Earlier this month Bruck was presented with the Norman Martin Trophy for the best over-70 performance in the Southern Counties Veterans Championships. The award was specifically for his high jump, yet that event was only one of five disciplines for which Bruck won gold medals on the single day of the Championships.
Bruck’s athletic career began in 1949 with a victory in the Hendon Primary Schools Championships. He only resumed competition in his final year at Grammar School, with victory in the Middlesex 100 yards championship in 1957. Then in 1959 Bruck joined Shaftesbury Harriers and that year won the first of 13 successive club sprint titles. Bruck represented Middlesex, Hertfordshire and Southern Counties during his senior career and held the Shaftesbury Harriers 100 yards and 100m club records.
Also in 1959, Bruck won his first European Maccabiah gold medal, in the 4x100m relay. Four years later at the next European Maccabiah, Bruck again won gold as part of the relay squad, and struck individual gold in the 100m and silver in the 200m. Bruck’s first World Maccabiah, in 1961, turned him into a Zionist. "Seeing Jewish policemen and Hebrew road signs, and meeting Jews from all over the world, all gave me a love of Israel,” he recalled.
"In the 4x100m relay, USA were the overwhelming favourites. Their squad was trained by US Olympic team coach Payton Jordan and it included Gerry Ashworth, who set a world record that year. Against all odds GB won, in what was the most memorable race of my career.” Bruck served as GB Track & Field manager in the Maccabiahs of 1993 and 1997, and on the latter occasion won another gold medal in the Coaches’ 100m race.
In 1979 Bruck joined Barnet and District Athletic Club and began his Masters career.
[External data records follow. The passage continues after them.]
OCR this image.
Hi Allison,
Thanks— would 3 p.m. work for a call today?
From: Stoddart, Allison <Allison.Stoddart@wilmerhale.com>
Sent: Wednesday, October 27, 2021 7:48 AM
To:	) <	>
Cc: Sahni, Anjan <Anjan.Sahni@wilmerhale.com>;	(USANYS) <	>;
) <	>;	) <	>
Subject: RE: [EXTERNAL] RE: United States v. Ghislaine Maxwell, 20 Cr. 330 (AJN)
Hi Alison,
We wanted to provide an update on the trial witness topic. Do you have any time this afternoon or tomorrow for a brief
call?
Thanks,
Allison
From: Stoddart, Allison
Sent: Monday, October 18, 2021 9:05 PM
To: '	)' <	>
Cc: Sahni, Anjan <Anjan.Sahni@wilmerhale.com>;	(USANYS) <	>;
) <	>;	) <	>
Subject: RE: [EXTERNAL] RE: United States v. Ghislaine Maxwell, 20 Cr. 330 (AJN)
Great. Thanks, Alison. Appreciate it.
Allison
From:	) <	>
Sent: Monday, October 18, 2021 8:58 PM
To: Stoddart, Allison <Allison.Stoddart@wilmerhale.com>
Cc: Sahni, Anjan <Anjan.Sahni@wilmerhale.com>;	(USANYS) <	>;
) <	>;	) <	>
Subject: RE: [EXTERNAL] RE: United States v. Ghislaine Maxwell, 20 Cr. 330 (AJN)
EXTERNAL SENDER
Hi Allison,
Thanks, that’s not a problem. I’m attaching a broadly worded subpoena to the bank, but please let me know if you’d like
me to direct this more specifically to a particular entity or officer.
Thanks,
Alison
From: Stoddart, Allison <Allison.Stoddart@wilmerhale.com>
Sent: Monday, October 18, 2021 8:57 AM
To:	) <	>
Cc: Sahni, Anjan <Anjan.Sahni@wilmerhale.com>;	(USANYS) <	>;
In 1995 he was persuaded to try out the jump events in order to gain points for his club. His success was such that he went on to win nine national titles for long jump, high jump and pentathlon, and to represent GB in five World and European Masters Championships.
Bruck reflected: "I would recommend any youngster to try out athletics, and would advise him or her to join a club and get a coach. I have loved the camaraderie in the sport, and there are people I have been running with for 50 years.
"I train three or four times a week, and my sessions are built around short sprint repetitions with quick recovery intervals. I have been very lucky not to have suffered too many injuries in my career. But I couldn’t have kept it up without all the support of my wife, Judy. I went training on the morning of my wedding, but I think she has forgiven me by now. In August, we will have been married for 50 years."